# Model 1100 sticking



## Ryan (Apr 29, 2005)

Hi,
Took my Remington 1100 out trap shooting the other day and the ejection was sticking. I brought it home, cleaned it and took it back out. It is still sticking.
Anyone have this problem or know what I can do. I realy like this gun and would hate to have to buy a new one.


----------



## MossyMO (Feb 12, 2004)

If you were local to me I could suggest where to take it. I had the same problem and it was a very inexpensive part. A thin metal clip that slides on the rails of the action under the forearm. I descent gunsmith can replace it in just a few minutes.


----------



## Springer (Dec 21, 2004)

I know these guns are notorious for needing o-rings. That could be part of the problem or you might have something bent a little.

You can go on E-bay and find parts for this gun cheap.


----------



## goose killer (Mar 26, 2004)

You should take it apart and oil it. When I had a 11-87 I kept breaking rings then it would stick. Check the rings for chips.


----------



## Ryan (Apr 29, 2005)

I have taken it all apart and cleaned it. Plus oiled it. Just changed the ring so i doubt it. I will look and let you know.


----------



## 1lessdog (Feb 4, 2004)

Ryan

Take it apart and run some oooo steel wool ( with some oil) on the mag tube to clean it up good.Then take a small drill bit and clean out the gas port in the barrel. If its a 2 3/4 gun you will have 2 holes if its a 3" gun you will have 1.Take the steel wool and smooth up the gas pistons.That should do the trick.
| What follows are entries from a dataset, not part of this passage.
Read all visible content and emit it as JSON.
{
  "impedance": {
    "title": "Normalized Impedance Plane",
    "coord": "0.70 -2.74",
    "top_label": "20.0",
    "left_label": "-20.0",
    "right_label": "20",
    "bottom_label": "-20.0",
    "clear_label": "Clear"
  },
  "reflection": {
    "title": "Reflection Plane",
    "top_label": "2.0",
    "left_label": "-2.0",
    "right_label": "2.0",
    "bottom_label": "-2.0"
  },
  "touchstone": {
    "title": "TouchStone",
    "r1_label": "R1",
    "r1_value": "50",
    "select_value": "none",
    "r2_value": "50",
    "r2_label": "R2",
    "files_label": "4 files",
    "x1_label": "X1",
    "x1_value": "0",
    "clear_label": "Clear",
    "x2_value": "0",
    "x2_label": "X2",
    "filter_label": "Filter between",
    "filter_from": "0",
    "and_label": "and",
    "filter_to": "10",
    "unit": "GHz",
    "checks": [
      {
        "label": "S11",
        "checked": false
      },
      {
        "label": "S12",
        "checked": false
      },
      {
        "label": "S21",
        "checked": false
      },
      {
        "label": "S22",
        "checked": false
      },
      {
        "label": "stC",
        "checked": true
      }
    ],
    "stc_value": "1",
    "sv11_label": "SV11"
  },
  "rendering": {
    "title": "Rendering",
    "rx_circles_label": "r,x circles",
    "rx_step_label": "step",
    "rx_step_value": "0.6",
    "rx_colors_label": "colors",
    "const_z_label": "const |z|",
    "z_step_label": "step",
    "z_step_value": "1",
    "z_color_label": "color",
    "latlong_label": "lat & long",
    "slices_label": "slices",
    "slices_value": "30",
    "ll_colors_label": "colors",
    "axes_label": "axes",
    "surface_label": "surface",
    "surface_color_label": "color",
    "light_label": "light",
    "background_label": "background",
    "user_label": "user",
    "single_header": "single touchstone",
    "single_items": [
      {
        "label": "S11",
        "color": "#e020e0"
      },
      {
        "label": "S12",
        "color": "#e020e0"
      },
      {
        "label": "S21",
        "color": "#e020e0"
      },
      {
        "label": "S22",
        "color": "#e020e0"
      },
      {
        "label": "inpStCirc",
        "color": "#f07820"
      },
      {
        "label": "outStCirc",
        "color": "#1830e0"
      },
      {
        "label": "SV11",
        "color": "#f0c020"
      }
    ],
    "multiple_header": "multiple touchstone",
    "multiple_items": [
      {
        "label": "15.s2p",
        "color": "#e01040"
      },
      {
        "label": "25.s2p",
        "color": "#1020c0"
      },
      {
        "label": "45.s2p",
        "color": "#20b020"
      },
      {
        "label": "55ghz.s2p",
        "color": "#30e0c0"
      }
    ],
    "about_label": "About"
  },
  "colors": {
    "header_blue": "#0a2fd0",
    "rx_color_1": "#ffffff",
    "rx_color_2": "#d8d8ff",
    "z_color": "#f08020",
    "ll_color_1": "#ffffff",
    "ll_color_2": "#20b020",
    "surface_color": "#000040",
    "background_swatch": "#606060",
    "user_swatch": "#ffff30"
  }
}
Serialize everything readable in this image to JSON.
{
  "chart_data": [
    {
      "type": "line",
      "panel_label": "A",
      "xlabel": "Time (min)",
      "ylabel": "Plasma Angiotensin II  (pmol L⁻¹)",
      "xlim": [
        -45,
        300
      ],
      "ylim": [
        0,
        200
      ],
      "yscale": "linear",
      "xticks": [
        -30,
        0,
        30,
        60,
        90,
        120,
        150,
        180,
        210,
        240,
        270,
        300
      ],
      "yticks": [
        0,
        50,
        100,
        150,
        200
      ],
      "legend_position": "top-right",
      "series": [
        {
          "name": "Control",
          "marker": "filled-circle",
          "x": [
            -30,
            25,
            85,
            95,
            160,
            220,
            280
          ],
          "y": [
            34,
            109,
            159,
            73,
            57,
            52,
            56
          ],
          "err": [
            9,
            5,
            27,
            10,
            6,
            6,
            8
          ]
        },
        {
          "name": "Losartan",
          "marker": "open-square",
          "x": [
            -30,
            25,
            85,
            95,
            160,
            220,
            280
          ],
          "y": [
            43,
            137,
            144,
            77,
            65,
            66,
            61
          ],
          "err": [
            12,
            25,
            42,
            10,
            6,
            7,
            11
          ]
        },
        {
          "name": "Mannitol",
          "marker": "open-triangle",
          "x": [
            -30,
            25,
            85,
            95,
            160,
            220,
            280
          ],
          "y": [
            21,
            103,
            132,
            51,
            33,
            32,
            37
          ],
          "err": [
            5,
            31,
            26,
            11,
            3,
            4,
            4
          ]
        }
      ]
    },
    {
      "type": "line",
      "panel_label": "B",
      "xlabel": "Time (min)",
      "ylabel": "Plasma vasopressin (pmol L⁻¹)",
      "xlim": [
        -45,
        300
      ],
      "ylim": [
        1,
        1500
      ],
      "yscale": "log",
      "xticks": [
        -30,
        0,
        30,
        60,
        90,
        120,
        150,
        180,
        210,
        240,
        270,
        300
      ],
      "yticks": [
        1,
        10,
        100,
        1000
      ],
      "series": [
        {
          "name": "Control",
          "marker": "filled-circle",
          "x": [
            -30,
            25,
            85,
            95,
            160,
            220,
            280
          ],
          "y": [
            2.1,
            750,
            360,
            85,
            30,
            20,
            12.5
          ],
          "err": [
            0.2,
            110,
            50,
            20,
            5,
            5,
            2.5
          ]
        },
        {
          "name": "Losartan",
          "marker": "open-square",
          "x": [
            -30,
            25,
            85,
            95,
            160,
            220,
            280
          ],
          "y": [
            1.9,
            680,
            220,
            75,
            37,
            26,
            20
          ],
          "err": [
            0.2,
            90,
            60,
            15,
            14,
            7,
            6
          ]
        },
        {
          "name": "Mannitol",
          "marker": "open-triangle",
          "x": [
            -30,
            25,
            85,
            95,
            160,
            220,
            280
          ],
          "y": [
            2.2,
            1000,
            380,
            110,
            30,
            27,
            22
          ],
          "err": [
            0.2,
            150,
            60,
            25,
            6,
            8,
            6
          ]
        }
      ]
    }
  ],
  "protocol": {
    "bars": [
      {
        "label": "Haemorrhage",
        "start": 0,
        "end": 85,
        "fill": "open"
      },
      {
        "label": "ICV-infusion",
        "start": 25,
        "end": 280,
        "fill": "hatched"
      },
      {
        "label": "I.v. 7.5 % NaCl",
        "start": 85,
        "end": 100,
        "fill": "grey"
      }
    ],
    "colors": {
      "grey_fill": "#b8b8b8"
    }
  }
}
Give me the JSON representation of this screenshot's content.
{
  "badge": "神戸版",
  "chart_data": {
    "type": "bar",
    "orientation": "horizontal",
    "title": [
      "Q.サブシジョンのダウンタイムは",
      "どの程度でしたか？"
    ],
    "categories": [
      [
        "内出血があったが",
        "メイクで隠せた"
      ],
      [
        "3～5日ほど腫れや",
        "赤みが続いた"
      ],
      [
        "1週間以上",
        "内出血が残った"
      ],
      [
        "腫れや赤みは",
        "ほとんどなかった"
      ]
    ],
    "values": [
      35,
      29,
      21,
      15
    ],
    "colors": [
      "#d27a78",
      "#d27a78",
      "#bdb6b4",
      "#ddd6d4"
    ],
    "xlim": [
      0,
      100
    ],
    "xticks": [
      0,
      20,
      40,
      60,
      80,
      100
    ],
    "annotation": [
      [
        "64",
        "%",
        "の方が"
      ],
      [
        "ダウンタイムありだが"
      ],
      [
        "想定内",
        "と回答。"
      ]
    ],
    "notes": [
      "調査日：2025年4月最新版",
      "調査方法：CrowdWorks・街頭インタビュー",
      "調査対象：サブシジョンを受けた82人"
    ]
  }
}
I have 2 1100 3"guns and can shoot 1 oz trap loads in them.And they cycle like a dream.But ive been doing it for about 23 yrs.There are alot of things you can do to get them 1100 to cycle good.

Hope this helps you


----------



## Ryan (Apr 29, 2005)

Thanks for the help. I got a full "O" ring and will try the steel wool tomorrow.


----------



## DuaneinND (Jan 22, 2005)

Did you clean the action return spring and tube in the butt stock? This is just as important as the gas system. If this is an older shotgun or has seen considerable use replace the spring and the follower button(they wear and bind in the tube).


----------



## Sasha and Abby (May 11, 2004)

Do what 1lessdog and Duane said. That is what I would have said. I will just about guarantee that it will work fine after this. PLEASE... use VERY LITTLE OIL.


----------